Mixtures of HCl-HF, known as mud acid, have been extensively used in sandstone matrix stimulation. However, mud acid treatments were applied with poor success rate. This is mainly due to complex acid/rock interactions and other factors, such as the presence of HCl-sensitive clays and poorly consolidated formations. In addition, precipitation of reaction products of sandstone minerals dissolution in HF, especially at elevated temperatures, is another common factor limiting the mud acid effectiveness. These limitations associated with the use of typical HCl-HF mixtures warrant the use of organic-HF acids. These mixtures are used as an alternative to the HCl-HF blends to stimulate formations with HCl-sensitive clays and corrosion concerns. Various organic-HF blends have been extensively used; however, the studies of their interactions with sandstone rocks have been relatively limited. This work, for the first time, provides a systematic investigation of the chemical interactions of various sandstone minerals with three different organic-HF acids over a wide range of parameters.
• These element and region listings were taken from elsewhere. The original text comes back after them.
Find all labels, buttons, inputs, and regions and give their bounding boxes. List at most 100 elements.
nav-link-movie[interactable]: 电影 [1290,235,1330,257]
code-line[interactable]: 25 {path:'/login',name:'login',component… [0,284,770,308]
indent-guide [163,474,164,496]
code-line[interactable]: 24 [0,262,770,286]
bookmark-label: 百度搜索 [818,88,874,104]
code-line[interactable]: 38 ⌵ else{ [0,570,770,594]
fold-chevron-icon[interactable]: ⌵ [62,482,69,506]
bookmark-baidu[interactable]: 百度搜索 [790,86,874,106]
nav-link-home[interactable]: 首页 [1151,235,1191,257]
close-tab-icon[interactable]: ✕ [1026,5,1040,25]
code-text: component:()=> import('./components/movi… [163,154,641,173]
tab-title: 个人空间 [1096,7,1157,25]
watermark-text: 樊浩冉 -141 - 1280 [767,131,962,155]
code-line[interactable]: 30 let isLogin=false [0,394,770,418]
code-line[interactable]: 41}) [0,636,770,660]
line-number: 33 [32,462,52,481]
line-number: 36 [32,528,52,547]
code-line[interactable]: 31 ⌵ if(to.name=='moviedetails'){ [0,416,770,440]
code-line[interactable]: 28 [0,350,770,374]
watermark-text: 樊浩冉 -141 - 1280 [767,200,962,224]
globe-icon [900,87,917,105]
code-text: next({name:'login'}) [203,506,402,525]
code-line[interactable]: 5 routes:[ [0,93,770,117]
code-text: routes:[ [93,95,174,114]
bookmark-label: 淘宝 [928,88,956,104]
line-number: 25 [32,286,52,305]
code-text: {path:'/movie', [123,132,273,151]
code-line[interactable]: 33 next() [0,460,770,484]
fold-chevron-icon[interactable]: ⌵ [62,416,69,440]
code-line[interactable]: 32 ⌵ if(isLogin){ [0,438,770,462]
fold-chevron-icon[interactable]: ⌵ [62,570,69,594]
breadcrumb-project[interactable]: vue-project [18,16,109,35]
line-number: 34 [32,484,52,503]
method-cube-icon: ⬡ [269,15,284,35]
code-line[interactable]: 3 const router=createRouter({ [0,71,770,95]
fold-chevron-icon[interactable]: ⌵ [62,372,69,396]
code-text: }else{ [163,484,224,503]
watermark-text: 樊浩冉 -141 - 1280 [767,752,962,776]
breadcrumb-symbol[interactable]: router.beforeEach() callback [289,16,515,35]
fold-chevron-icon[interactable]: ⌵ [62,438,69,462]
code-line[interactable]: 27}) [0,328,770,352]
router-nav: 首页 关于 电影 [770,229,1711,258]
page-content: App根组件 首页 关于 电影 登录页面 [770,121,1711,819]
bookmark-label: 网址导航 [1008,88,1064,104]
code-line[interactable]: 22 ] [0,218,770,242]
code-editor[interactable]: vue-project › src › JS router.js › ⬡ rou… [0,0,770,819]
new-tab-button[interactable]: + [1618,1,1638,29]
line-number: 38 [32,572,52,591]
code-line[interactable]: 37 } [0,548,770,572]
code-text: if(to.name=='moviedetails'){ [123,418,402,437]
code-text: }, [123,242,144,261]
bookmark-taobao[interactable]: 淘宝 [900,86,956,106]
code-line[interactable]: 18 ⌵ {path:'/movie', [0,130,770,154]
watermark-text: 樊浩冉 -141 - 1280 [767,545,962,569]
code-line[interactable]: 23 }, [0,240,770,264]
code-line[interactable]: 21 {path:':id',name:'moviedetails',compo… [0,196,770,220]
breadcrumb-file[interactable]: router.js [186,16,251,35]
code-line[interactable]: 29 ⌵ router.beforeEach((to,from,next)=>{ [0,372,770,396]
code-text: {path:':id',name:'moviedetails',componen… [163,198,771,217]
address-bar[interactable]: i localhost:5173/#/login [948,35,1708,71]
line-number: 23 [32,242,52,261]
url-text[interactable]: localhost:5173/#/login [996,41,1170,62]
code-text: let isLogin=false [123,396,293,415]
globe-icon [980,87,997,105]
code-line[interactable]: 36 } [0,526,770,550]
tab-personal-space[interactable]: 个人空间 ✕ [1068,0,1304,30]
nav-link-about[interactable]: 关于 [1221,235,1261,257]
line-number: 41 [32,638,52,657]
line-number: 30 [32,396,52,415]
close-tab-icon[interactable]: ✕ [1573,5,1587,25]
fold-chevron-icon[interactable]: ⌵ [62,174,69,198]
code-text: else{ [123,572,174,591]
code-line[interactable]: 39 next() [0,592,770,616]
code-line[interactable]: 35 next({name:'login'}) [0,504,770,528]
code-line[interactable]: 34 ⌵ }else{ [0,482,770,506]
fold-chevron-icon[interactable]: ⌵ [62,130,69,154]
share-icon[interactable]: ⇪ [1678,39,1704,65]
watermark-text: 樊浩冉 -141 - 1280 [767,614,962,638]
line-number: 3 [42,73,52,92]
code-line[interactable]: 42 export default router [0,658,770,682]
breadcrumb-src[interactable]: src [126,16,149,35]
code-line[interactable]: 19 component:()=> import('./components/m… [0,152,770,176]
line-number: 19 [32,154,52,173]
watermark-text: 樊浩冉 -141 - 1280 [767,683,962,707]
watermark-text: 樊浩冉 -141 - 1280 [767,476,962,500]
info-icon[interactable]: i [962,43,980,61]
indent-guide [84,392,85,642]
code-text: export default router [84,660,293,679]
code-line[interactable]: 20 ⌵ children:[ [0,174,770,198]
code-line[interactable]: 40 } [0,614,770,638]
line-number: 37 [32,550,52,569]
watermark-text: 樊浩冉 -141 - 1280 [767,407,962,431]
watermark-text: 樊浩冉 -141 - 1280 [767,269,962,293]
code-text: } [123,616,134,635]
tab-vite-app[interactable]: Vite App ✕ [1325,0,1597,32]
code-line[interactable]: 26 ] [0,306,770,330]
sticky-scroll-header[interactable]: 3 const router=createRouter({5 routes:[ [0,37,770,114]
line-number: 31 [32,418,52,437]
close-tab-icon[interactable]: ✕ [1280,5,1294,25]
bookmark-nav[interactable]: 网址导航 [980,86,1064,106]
Organic-HF systems based on acetic, formic, and citric acids were studied. Using static solubility tests coupled with chemical analysis of spent acid solutions, the dissolution of different sandstone minerals in each system was evaluated as a function of organic acid/HF weight ratio, reaction time, and temperature values of 50 and 75°C. The Scanning Electron Microscopy (SEM) and the X-ray fluorescence (XRF) techniques were used to explore the possibility of the presence of any precipitated reaction products.
Results based on this study showed that all organic-HF acids tested have a retarded nature with sand and clay minerals when compared to regular HCl-HF mixtures. In general, the dissolution of different sand and clay minerals in each organic-HF system is dependent on the type, ratio of the organic acid/HF used, and the temperature value. The reaction rate of different organic-HF acids with sand and clay minerals increased when the temperature value was increased from 50 to 75°C.
Findings based on this study addresses various chemical interactions and precipitation mechanisms involved with the reaction of organic-HF acids with sand and clay minerals. This work highlights the effects of the initial acid concentration, temperature, and soaking time on the performance of organic-HF acids. In addition, it provides new insights into the field application, and potential limitations of organic-HF acids.